Seight the stars of Paris – airing this evening at 9.20pm on Rai 3 – it’s one moving and dramatic fairy tale about the special meeting between two outcasts of society: a mature homeless woman and an illegal African child.
Under the stars of Paristhe plot
Christine (Catherine Frot) is a homeless woman who lives in the slums of Paris, in an atrium under the Seine bridge. One day meets a black child, Suli (Mahamadou Yaffa)who shows her a photo of him with his mother, accompanied by a certificate of expulsion from France.
Christine tries to tell him that she can’t help him, but the little one, who He comes from Eritrea, doesn’t understand a word of French. Despite attempts to remove him, Suli follows Christine making her understand the need to find her mother and so the “odd couple” begins to wander around the French capital looking for someone who has spotted them.
Until, after much wandering, a homeless man advises them to go to Roissy airport from where the deportation flights depart. Christine and Suli rush to the airport in the hope of finding the woman before boarding.
A film that mixes poetry and social issues
Directed by former documentarian Claus Drexel, Under the stars of Paris And an urban fable that addresses the problem of migration as, perhaps, Charlie Chaplin would have done in the last century. Stirring urgent social (and political) issues to the magic that arises in the encounter between two solitudes. A bit like what happened in the past The brata masterpiece by the then Charlot from 1921.
With a touch of Aki Kaurismaki’s cinema tooDrexel reports a “simple” story without ever being invasive, leaving all the space necessary for the two protagonists to get to know each other and be loved by the viewer through their personal stories. Even if Christine’s past is only hinted at in a few flashbacks. A simple and essential job, therefore, certainly moving, even if, at times, the emotion seems almost studied on paper.
Stay anyway a more than dignified operation to reflect, and possibly shake consciences, on people of the “forgotten” who live in big cities and which seem invisible to the eyes of those who live there.
Catherine Frot, the lady of French comedy
Parisian real, born in 1956, at the end of the seventies he founded the theater company in his early twenties Compagnie du Chapeau Rouge. Performing on stages with many for many years classics like The cherry orchard And The Seagull by Chekhov.

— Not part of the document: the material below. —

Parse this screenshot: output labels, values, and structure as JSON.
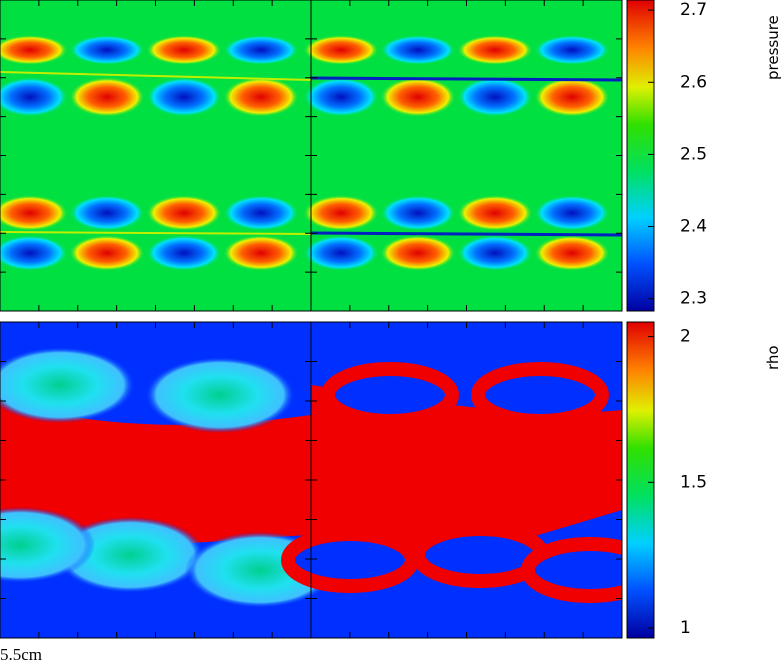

He made his film debut in 1980 in the movie My uncle from America by Alain Resnais. After many small parts, in the following decade he finally achieved the fame he deserved thanks to some comedies that, in an irreverent way, criticize the French bourgeoisie. Including the very famous The idiots’ dinner of 1998 and A female relationship.
After winning a César in 2006 for Lessons of happinessCatherine she “specializes” in the role of the mature, cheerful and very messed up woman, showing his natural talent in building well-rounded characters. Recently, she added another hilarious role to his filmography: Edith’s in the film A happy man. Where he plays a wife who, after 40 years of marriage, she reveals to her husband that inside she has always felt like a man.